Sam concentrated on her hand, because her hand seemed a fairly safe thing to concentrate on. It wasn’t likely to start talking to her, for example, or to turn into a small dinosaur. But the more she looked at the skin the more she could see the veins underneath, and the more she looked at the veins the more she could see the patterns in the blood cells. Tiny capsules full of genetic information, branches of pure red data stretching all over her body, signals being pumped in and out of her heart…

So she closed her eyes.

She was getting the hang of things now. When the tablet had started to kick in, she’d tried to fight the signals, to keep the hallucinations in check. But when she’d done that the angles of the attic ceiling had started closing in on her like something out of that Hitchcock film about the man who was scared of heights, and the whole world had turned into one big film script. Just to show her who was in charge. You had to go with it, she decided. Go with it, and see where the signals took you.

The others had left the attic now. They’d gone scurrying for cover when things had started to get rough, and Sam wasn’t sure whether they’d seen the same things she’d seen. There’d been a banging, crashing sound from downstairs, which she was positive had been one of the hallucinations, but the girls had heard it, too, so her head was probably leaking.

There was a creaking sound. Quite possibly real.

Footsteps. Quite possibly real.

Sam opened her eyes.

There was somebody else in the attic.
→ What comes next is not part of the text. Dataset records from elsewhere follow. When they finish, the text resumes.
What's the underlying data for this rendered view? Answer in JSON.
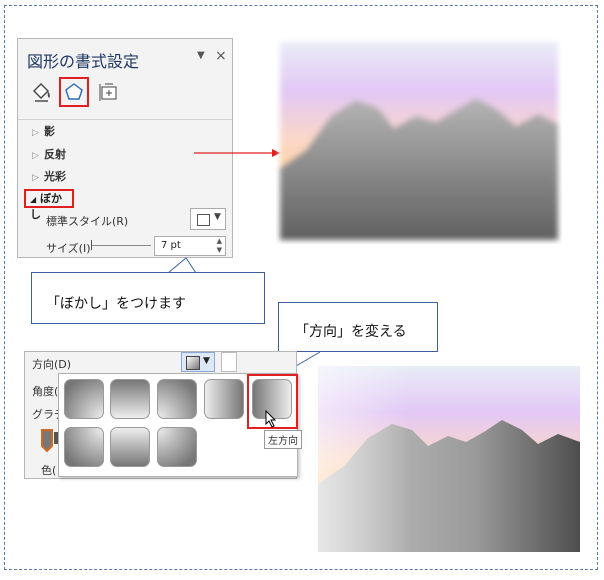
{
  "pane": {
    "title": "図形の書式設定",
    "menu_icon": "▼",
    "close_icon": "×",
    "tabs": [
      {
        "name": "fill-line-tab",
        "icon": "paint-bucket-icon"
      },
      {
        "name": "effects-tab",
        "icon": "pentagon-icon",
        "selected": true
      },
      {
        "name": "size-properties-tab",
        "icon": "layout-icon"
      }
    ],
    "sections": {
      "shadow": "影",
      "reflection": "反射",
      "glow": "光彩",
      "soft_edges": "ぼかし"
    },
    "preset_label": "標準スタイル(R)",
    "size_label": "サイズ(I)",
    "size_value": "7 pt"
  },
  "callouts": {
    "blur": "「ぼかし」をつけます",
    "direction": "「方向」を変える"
  },
  "direction_panel": {
    "direction_label": "方向(D)",
    "angle_label_cut": "角度(",
    "gradient_label_cut": "グラデ",
    "color_label_cut": "色(",
    "tooltip": "左方向"
  },
  "colors": {
    "accent_red": "#e02020",
    "callout_border": "#3d5fa0",
    "title_blue": "#1f3864"
  }
}
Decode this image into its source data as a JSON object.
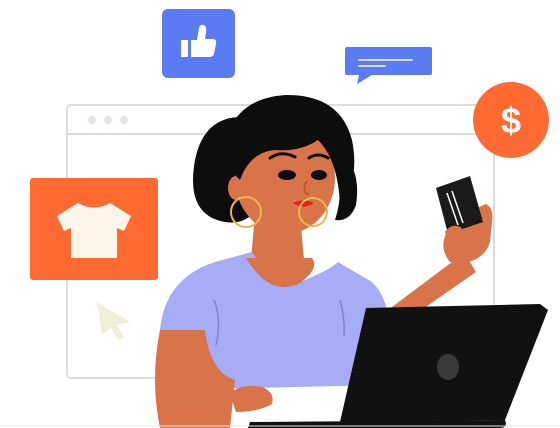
{
  "scene": {
    "description_free": true,
    "currency_symbol": "$",
    "colors": {
      "background": "#ffffff",
      "browser_border": "#dcdcdc",
      "browser_dots": "#dde6df",
      "like_badge": "#5b7bf2",
      "chat_bubble": "#5b7bf2",
      "price_badge": "#ff6a33",
      "product_card": "#ff6a33",
      "shirt": "#fbf6e8",
      "cursor": "#f2efd9",
      "hair": "#0d0d0d",
      "skin": "#d9734a",
      "skin_shadow": "#b95b38",
      "top": "#a7acf7",
      "laptop": "#111111",
      "laptop_logo": "#3a3a3a",
      "lips": "#e2231a",
      "earring": "#e8b84a",
      "card": "#1a1a1a"
    },
    "icons": {
      "like": "thumbs-up-icon",
      "chat": "chat-bubble-icon",
      "price": "dollar-sign-icon",
      "product": "tshirt-icon",
      "cursor": "cursor-arrow-icon",
      "card": "credit-card-icon",
      "laptop": "laptop-icon"
    }
  }
}
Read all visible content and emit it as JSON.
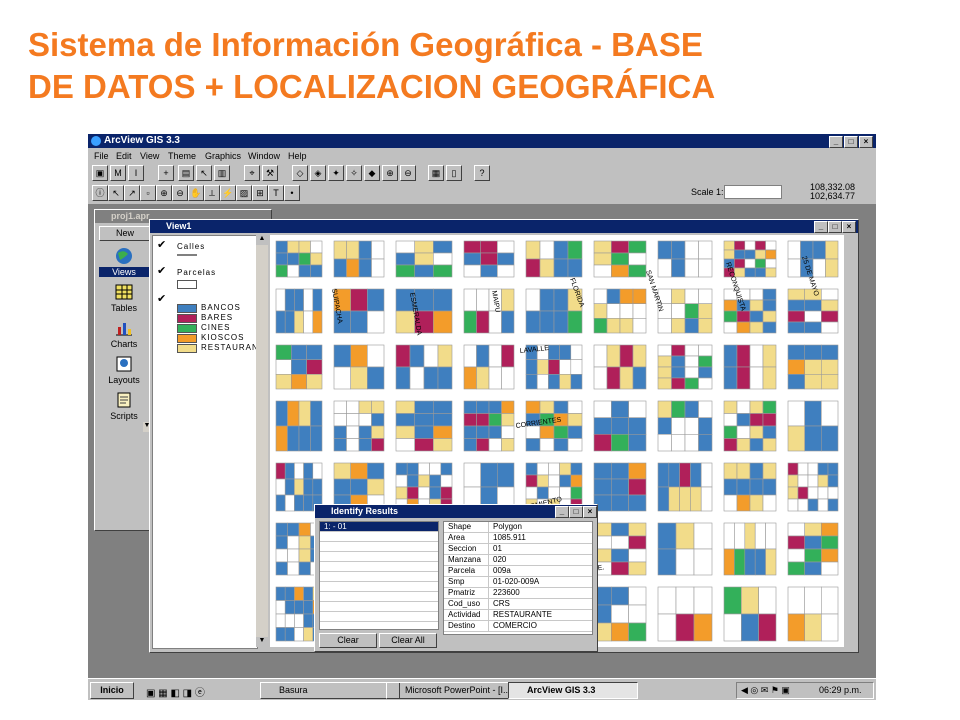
{
  "slide": {
    "title_line1": "Sistema de Información Geográfica - BASE",
    "title_line2": "DE DATOS + LOCALIZACION GEOGRÁFICA"
  },
  "app": {
    "title": "ArcView GIS 3.3",
    "menu": [
      "File",
      "Edit",
      "View",
      "Theme",
      "Graphics",
      "Window",
      "Help"
    ],
    "scale_label": "Scale 1:",
    "coord_x": "108,332.08",
    "coord_y": "102,634.77"
  },
  "project": {
    "title": "proj1.apr",
    "new_label": "New",
    "items": [
      "Views",
      "Tables",
      "Charts",
      "Layouts",
      "Scripts"
    ]
  },
  "view": {
    "title": "View1",
    "themes": {
      "calles": "Calles",
      "parcelas": "Parcelas",
      "legend": [
        {
          "label": "BANCOS",
          "color": "#3f7fbf"
        },
        {
          "label": "BARES",
          "color": "#b0205a"
        },
        {
          "label": "CINES",
          "color": "#33b05a"
        },
        {
          "label": "KIOSCOS",
          "color": "#f39c2a"
        },
        {
          "label": "RESTAURAN",
          "color": "#f2dc8a"
        }
      ]
    },
    "streets": [
      "SUIPACHA",
      "ESMERALDA",
      "MAIPU",
      "FLORIDA",
      "SAN MARTIN",
      "RECONQUISTA",
      "25 DE MAYO",
      "LAVALLE",
      "CORRIENTES",
      "SARMIENTO",
      "PERON, JUAN DOMINGO, TTE."
    ]
  },
  "identify": {
    "title": "Identify Results",
    "selected": "1:  - 01",
    "fields": [
      {
        "k": "Shape",
        "v": "Polygon"
      },
      {
        "k": "Area",
        "v": "1085.911"
      },
      {
        "k": "Seccion",
        "v": "01"
      },
      {
        "k": "Manzana",
        "v": "020"
      },
      {
        "k": "Parcela",
        "v": "009a"
      },
      {
        "k": "Smp",
        "v": "01-020-009A"
      },
      {
        "k": "Pmatriz",
        "v": "223600"
      },
      {
        "k": "Cod_uso",
        "v": "CRS"
      },
      {
        "k": "Actividad",
        "v": "RESTAURANTE"
      },
      {
        "k": "Destino",
        "v": "COMERCIO"
      }
    ],
    "clear_label": "Clear",
    "clear_all_label": "Clear All"
  },
  "taskbar": {
    "start": "Inicio",
    "tasks": [
      "Basura",
      "Microsoft PowerPoint - [I...",
      "ArcView GIS 3.3"
    ],
    "clock": "06:29 p.m."
  }
}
A single figure, tall and long-limbed, standing by the hatch. The hatch was open, so at least she knew he hadn’t walked through the walls or anything. Sam had a funny feeling she was supposed to be scared, or startled at the very least, but those sinister old angles in the architecture seemed to be unsettled by the man, and they shrank back into the shadows as she watched, which was sort of comforting. Apparently, the man wasn’t bothered by the fact that there were bright-red radio transmissions coming out of her ears.

Sam tried to get a grip on the way he looked. His clothes were filthy, his shirt covered in sticky black dirt, his cravat stained with what may well have been blood. He’d tried to cover it all up with an overcoat, big and grey and leathery. In Sam’s current state, she could easily imagine the coat having wings, the enormous flaps billowing up around the man to lift him off the ground.
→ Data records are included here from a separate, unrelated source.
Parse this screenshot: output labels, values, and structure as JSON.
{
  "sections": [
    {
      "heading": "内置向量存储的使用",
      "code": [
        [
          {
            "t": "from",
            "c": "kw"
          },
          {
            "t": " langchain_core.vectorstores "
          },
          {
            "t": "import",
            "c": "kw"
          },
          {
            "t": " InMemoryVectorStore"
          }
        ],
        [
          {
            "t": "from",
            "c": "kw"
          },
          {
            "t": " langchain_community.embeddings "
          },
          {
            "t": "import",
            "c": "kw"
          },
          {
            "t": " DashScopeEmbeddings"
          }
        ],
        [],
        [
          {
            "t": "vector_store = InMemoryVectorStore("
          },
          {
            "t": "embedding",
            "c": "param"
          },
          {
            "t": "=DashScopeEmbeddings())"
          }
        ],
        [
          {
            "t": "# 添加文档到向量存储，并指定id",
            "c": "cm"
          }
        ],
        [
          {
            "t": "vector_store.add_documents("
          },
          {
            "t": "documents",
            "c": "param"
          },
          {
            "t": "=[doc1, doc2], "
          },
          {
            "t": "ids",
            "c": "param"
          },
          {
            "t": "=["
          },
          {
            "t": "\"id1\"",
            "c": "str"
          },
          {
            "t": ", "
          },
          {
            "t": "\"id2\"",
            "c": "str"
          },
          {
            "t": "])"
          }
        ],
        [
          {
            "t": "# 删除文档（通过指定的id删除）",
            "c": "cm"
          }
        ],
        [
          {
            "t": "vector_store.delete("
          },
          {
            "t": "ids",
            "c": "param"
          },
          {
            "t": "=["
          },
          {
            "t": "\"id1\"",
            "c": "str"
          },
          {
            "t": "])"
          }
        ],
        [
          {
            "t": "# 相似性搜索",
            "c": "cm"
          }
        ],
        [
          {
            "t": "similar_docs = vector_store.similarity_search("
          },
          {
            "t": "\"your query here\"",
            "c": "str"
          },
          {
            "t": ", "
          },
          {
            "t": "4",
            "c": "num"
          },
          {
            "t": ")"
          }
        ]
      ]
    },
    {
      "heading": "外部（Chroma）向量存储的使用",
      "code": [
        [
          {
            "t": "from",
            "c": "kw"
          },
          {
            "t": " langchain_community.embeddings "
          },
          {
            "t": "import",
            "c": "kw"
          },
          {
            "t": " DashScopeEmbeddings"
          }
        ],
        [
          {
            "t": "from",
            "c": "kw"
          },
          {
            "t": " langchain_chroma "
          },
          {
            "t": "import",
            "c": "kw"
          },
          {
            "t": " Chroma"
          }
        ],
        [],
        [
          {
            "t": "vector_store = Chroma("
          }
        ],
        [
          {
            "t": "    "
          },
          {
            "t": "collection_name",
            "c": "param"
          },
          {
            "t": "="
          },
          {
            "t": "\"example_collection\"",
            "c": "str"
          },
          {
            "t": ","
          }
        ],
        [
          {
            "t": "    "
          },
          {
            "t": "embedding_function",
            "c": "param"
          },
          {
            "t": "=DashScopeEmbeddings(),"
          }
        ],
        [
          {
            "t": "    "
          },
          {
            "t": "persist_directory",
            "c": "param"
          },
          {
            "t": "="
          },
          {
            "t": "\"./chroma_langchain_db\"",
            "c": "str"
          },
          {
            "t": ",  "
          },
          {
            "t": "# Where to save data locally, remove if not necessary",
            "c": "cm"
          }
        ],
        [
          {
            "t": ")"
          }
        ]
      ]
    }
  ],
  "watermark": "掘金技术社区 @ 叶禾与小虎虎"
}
Oh, and he looked like James Stewart. Exactly like James Stewart. That was the other important thing.

James Stewart crouched down in front of her, folding his long legs underneath him, so his eyes were on a level with Sam’s. He was inspecting her pupils, she realised. Just like the police did on TV.

‘Oh dear,’ he said, quietly. ‘This really wasn’t a good idea, was it?’

He didn’t sound like James Stewart. He sounded English. Sam didn’t risk shaking her head, in case it fell off.

‘Careless use of psychotropics,’ James Stewart went on. It didn’t sound like he was lecturing her, though. It sounded like he was just stating the facts. ‘Not advisable under any circumstances. I’d leave that kind of thing to the shamen, if I were you.’ Then his face fell a little. ‘Or is it “shamans”? I can never remember.’

‘Why are you here?’ asked Sam.

He looked surprised by the question. ‘You know who I am?’

‘Yes. You’re James Stewart.’

‘Ah.’ The actor nodded. ‘All right. Just between you and me, I’m here because you’re vulnerable. You’ve made a serious pharmaceutical error, and now you’re open to… well, all sorts of signals. All sorts of transmissions.

Sam wasn’t sure what to say to that. She’d read in some magazine or other that you could have your entire personality changed while you were on hallucinogenics, if you were exposed to a strong enough stimulus. There was this case of a gay man turning straight… or was it the other way round? Either way, that was why Sam had come up to the attic in the first place, just she and her friends. No bad influences. No television. No radio.